Connectionist symbol processing: any progress?

Sat Aug 15 20:22:52 EDT 1998

Lev Goldfarb wrote:

> On Fri, 14 Aug 1998, Mitsu Hadeishi wrote:
> >     Your arguments so far seem to be focusing on the "metric" on the
> > input space, but this does not in itself mean anything at all about
> > the metric of the learning algorithm as a whole.
>
> What does it mean "the metric of the learning algorithm as a whole"?
> There is no such a concept as "the metric of the learning algorithm as a
> whole".

Since you are using terms like "metric" extremely loosely, I was also doing
so.  What I mean here is that with certain connectionist schemes, for example
those that use an error function of some kind, one could conceive of the error
measure as a kind of distance function (however, it is not a metric formally
speaking).  However, the error measure is far more useful and important than
the "metric" you might impose on the input space when conceiving of it as a
vector space, since the input space is NOT a vector space.

> If "the input space is NOT a vector space in the usual sense of the word",
> then what is it? Are we talking about the formal concepts known in
> mathematics or we don't care about such "trifle" things at all?
> Remember, that "even" physicists care about such things, and I said
> "even", because to model the inductive learning we will need more
> abstract models.

As you (should) know, a vector space is supposed to have vector field
symmetries.  For example, something should be preserved under rotations and
translations of the input vectors.  However, what do you get when you do
arbitrary rotations of the input to a connectionist network?  I don't mean
rotations of, say, the visual field to a pattern recognition network, but
rather taking the actual values of the inputs to each neuron in a network as
coordinates to a vector, and then "rotating" them or translating them, or
both.  What meaning does this have when used with a recurrent connectionist
architecture?  It seems to me that it has very little meaning if any.

> [metrics are equivalent if they induce the same topology, or the same
> convergence]

Again, the only really important function is the structure of the error
function, not the "metric" on the input space conceived as a vector space, and
it isn't even a metric in the usual sense of the word.

> Can I give you a one sentence answer? If you look very carefully at the
> topologies induced on the set of strings (over an alphabet of size > 1) by
> various symbolic distances (of type given in the parity class problem),
> then you will discover that they have hardly anything to do with the
> continuous topologies we are used to from the classical mathematics.
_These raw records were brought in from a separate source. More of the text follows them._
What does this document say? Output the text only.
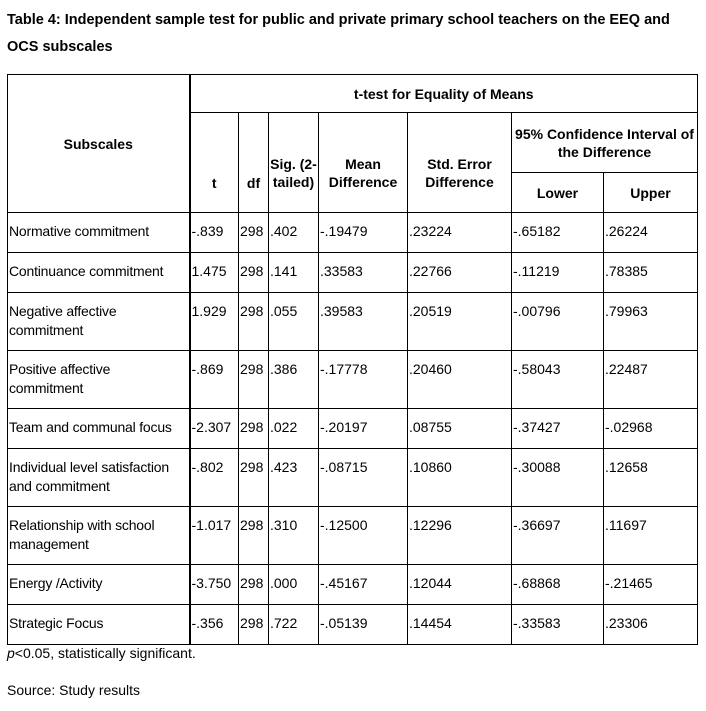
Table 4: Independent sample test for public and private primary school teachers on the EEQ and
OCS subscales
Subscales	t-test for Equality of Means						
	t	df	Sig. (2-tailed)	Mean Difference	Std. Error Difference	95% Confidence Interval of the Difference	
						Lower	Upper
Normative commitment	-.839	298	.402	-.19479	.23224	-.65182	.26224
Continuance commitment	1.475	298	.141	.33583	.22766	-.11219	.78385
Negative affective commitment	1.929	298	.055	.39583	.20519	-.00796	.79963
Positive affective commitment	-.869	298	.386	-.17778	.20460	-.58043	.22487
Team and communal focus	-2.307	298	.022	-.20197	.08755	-.37427	-.02968
Individual level satisfaction and commitment	-.802	298	.423	-.08715	.10860	-.30088	.12658
Relationship with school management	-1.017	298	.310	-.12500	.12296	-.36697	.11697
Energy /Activity	-3.750	298	.000	-.45167	.12044	-.68868	-.21465
Strategic Focus	-.356	298	.722	-.05139	.14454	-.33583	.23306
p<0.05, statistically significant.
Source: Study results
In
> this sense, the difficulties ANNs have with the parity problem are only
> the tip of the iceberg.

I do not dispute the value of your work, I simply dispute the fact that you
seem to think it dooms connectionist approaches, because your intuitive
arguments against connectionist approaches are not cogent it seems to me.
While your work is probably quite valuable, and I think I understand what you
are getting at, I see no reason why what you are talking about would prevent a
connectionist approach (based on a recurrent or more sophisticated
architecture) from being able to discover the same symbolic metric---because,
as I say, the input space is not in any meaningful sense a vector space, and
the recurrent architecture allows the "metric" of the learning algorithm, it
seems to me, to acquire precisely the kind of structure that you need it
to---or, at least, I do not see in principle why it cannot.  The reason this
is so is again because the input is spread out over multiple presentations to
the network.

There are good reasons to use connectionist schemes, however, I believe, as
opposed to purely symbolic schemes.  For one: symbolic techniques are
inevitably limited to highly discrete representations, whereas connectionist
architectures can at least in theory combine both discrete and continuous
representations.  Two, it may be that the simplest or most efficient
representation of a given set of rules may include both a continous and a
discrete component; that is, for example, considering issues such as imprecise
application of rules, or breaking of rules, and so forth.  For example,
consider poetic speech; the "rules" for interpreting poetry are clearly not
easily enumerable, yet human beings can read poetry and get something out of
it.  A purely symbolic approach may not be able to easily capture this,
whereas it seems to me a connectionist approach has a better chance of dealing
with this kind of situation.

I can see value in your approach, and things that connectionists can learn
from it, but I do not see that it dooms connectionism by any means.

Mitsu

>
>
> So, isn't it scientifically more profitable to work DIRECTLY with the
> symbolic topologies, i.e. the symbolic distance functions, by starting
> with some initial set of symbolic operations and then proceeding in a
> systematic manner to seek the optimal topology (i.e. the optimal set of
> weighted operations) for the training set. To simplify things, this is
> what the evolving transformation system model we are developing attempts
> to do. It appears that there are profound connections between the relevant
> symbolic topologies (and hardly any connections with the classical numeric
> topologies). Based on those connections, we are developing an efficient
> inductive learning model that will work with MUCH SMALLER training set
> than has been the case in the past. The latter is possible due to the fact
> that, typically, computation of the distance between two strings involves
> many operations and the optimization function involves O(n*n)
> interdistances, where n is the size of the training set.
>
> Cheers,
>           Lev